WBC韓国代表の辞退者が6人に膨れ上がる異例の事態となっている。11月に予備登録28人を発表した後、主力級が相次いで離脱。今回は、メジャーリーガー秋信守外野手(30=レッズ)が新チームへの適応を理由に不参加が正式に決まった。韓国野球委員会(KBO)は27日に緊急会議を行い、新たに2選手の入れ替えを発表。今大会は活躍しても兵役免除がないため、チーム力とモチベーションの低下が懸念されている。

 韓国代表が大会前から苦しんでいる。主力選手の辞退者が続出し、既に6人が入れ替わった。国際舞台で日本を苦しめてきた奉重根、金広鉉といった左腕が肩痛を理由にメンバーから外れ、代わりに選ばれた1人が張元準投手(警察庁=昨季まで韓国ロッテに所属)。現在、兵役中の選手を招集しなければならないほど、メンバー選考に頭を抱えているのが現状だ。

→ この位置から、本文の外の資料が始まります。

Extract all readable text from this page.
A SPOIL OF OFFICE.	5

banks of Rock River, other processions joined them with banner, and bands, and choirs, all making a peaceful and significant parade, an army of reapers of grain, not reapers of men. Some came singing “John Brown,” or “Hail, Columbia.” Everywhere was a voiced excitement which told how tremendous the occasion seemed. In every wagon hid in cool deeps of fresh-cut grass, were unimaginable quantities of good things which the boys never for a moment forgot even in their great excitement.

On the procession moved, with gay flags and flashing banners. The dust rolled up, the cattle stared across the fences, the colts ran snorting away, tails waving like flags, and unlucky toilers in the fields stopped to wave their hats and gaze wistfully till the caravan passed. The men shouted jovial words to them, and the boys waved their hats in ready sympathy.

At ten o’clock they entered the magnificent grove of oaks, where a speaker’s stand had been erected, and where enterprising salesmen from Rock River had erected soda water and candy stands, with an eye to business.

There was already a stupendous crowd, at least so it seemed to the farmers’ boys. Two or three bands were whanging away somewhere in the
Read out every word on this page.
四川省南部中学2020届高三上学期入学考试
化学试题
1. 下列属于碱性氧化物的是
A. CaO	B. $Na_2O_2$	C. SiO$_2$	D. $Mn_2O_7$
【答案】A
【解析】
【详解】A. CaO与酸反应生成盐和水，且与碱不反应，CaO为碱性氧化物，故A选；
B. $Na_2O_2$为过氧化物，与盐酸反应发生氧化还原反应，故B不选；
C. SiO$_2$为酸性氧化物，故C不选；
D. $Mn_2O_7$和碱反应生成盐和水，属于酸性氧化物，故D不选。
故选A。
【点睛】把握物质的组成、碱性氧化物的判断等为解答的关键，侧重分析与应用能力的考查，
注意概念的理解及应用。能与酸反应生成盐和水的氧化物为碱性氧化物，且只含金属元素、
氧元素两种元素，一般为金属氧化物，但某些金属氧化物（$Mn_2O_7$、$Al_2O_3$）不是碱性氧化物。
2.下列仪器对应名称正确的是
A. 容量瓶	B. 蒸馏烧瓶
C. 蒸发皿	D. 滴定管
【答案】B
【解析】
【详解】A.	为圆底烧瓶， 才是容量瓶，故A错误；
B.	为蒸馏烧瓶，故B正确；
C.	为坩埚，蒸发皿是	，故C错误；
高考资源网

 前回09年大会で代表監督を務め、現KBO技術委員長の金寅植氏は「今大会でベスト8入りはやさしい。日本は大リーガーが抜け、キューバも以前ほどではない。過去に比べて悪くない組み合わせで、優勝も狙える。ただ問題はチーム内にある。負傷選手が多く、代わりの選手を選んでもけががある。投手陣は過去最悪になるだろう」と地元紙中央日報の取材に答えた。

 辞退者続出の背景には、兵役問題がある。韓国の成人男性には約2年間、訓練の過酷さで知られる軍隊入りが義務づけられている。スポーツ選手には免除制度があり、野球は五輪銅メダル以上か、アジア大会金メダルが条件。06年の第1回WBCではベスト4進出が国民的に注目を集め、特例として免除が認められた。だが09年大会では準優勝したが適用されず、来年のWBCにも兵役免除はない。

 朝鮮日報は「これまでの選手選考では『なぜ選ぶんだ』ではなく、『なぜ選んでくれないんだ』という不満の方が多かった」と温度差を指摘。今回の辞退者は故障が主な理由だが、兵役免除が認められていたら、どんな痛みにもこらえて出場を志願するだろう。既に兵役免除の恩恵を受けた選手は、兵役義務を持つ仲間のために全力を尽くし、近年の国際大会で好成績を収めてきた。来年のWBCは“最大のモチベーション”を欠き、メンバー落ちで臨まざるをえない。